TitleCRYSTAL-STRUCTURE OF THE CATALYTIC DOMAIN OF THE BETA-1,4-GLYCANASE CEX FROM CELLULOMONAS-FIMI
Publication TypeJournal Article
Year of Publication1994
AuthorsWhite, A, Withers, SG, GILKES, NR, ROSE, DR
JournalBIOCHEMISTRY
Volume33
Pagination12546-12552
Date PublishedOCT 25
ISSN0006-2960
Abstract

beta-1,4-Glycanases, principally cellulases and xylanases, are responsible for the hydrolysis of plant biomass. The bifunctional beta-1,4-xylanase/glucanase Cex from the bacterium Cellulomonas fimi, one of a large family of cellulases/xylanases, depolymerizes oligosaccharides and releases a disaccharide unit from the substrate nonreducing end. Hydrolysis occurs with net retention of the anomeric configuration of the sugar through a double-displacement mechanism involving a covalent glycosyl-enzyme intermediate. The active site nucleophile, Glu233, has been unambiguously identified by trapping of such an intermediate {[}Tull et al. (1991) J. Biol. Chem. 266, 15621-15625] and the acid/base catalyst, Glu127, by detailed kinetic analysis of mutants {[}MacLeod et al. (1994) Biochemistry 33, 6371-6376]. However, little is known about the enzyme's overall folding and its active site architecture. We report here the high-resolution crystal structure of the catalytic domain of Cex. The atomic structure refinement results in a model that includes 2400 protein atoms and 45 water molecules, with an R-factor of 0.217 for data extending to 1.8-Angstrom resolution. The protein forms an eight-parallel-stranded alpha/beta-barrel, which is a novel folding pattern for a microbial beta-glycanase.

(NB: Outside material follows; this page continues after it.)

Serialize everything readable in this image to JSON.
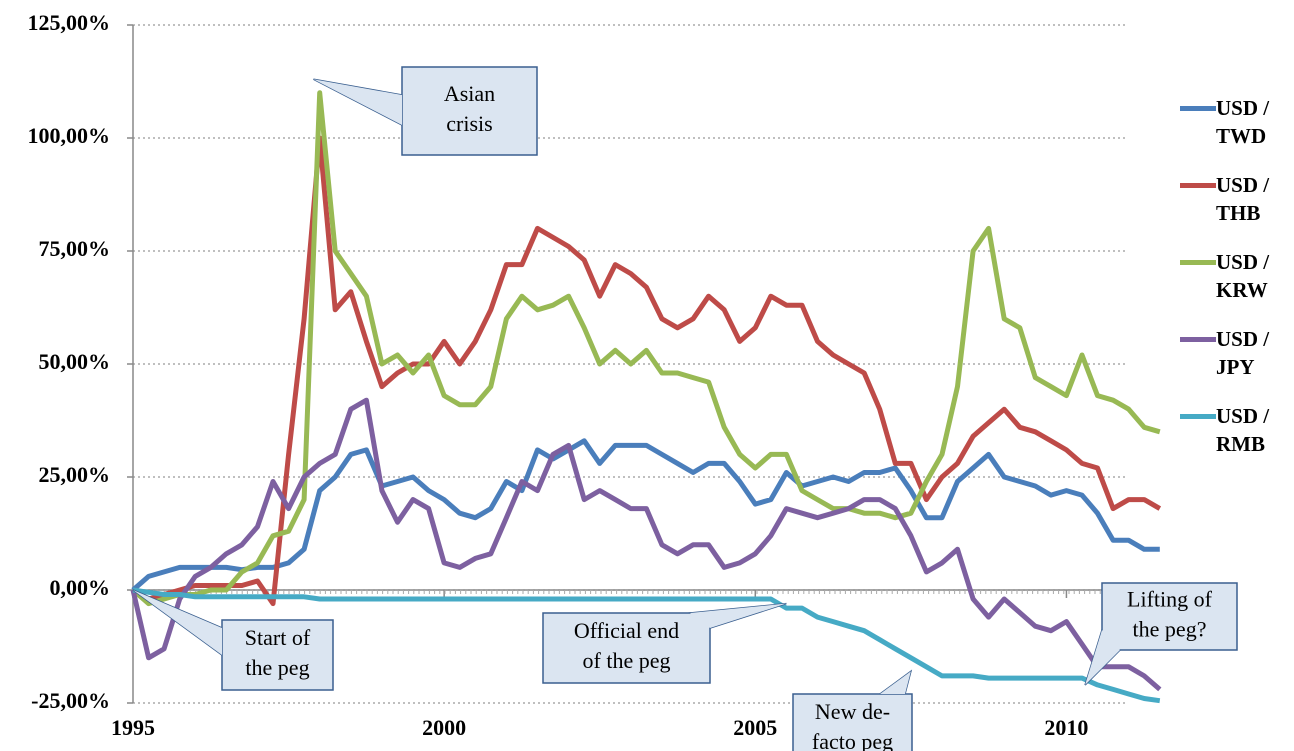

The active site, inferred from the location of Glu233, Glu127, and other conserved residues, is an open cleft on the carboxy-terminal end of the alpha/beta-barrel. An extensive hydrogen-bonding network stabilizes the ionization states of the key residues; in particular, the Asp235-His205-Glu233 hydrogen-bonding network may play a role in modulating the ionization state of Glu233 and in controlling local charge balance during the reaction.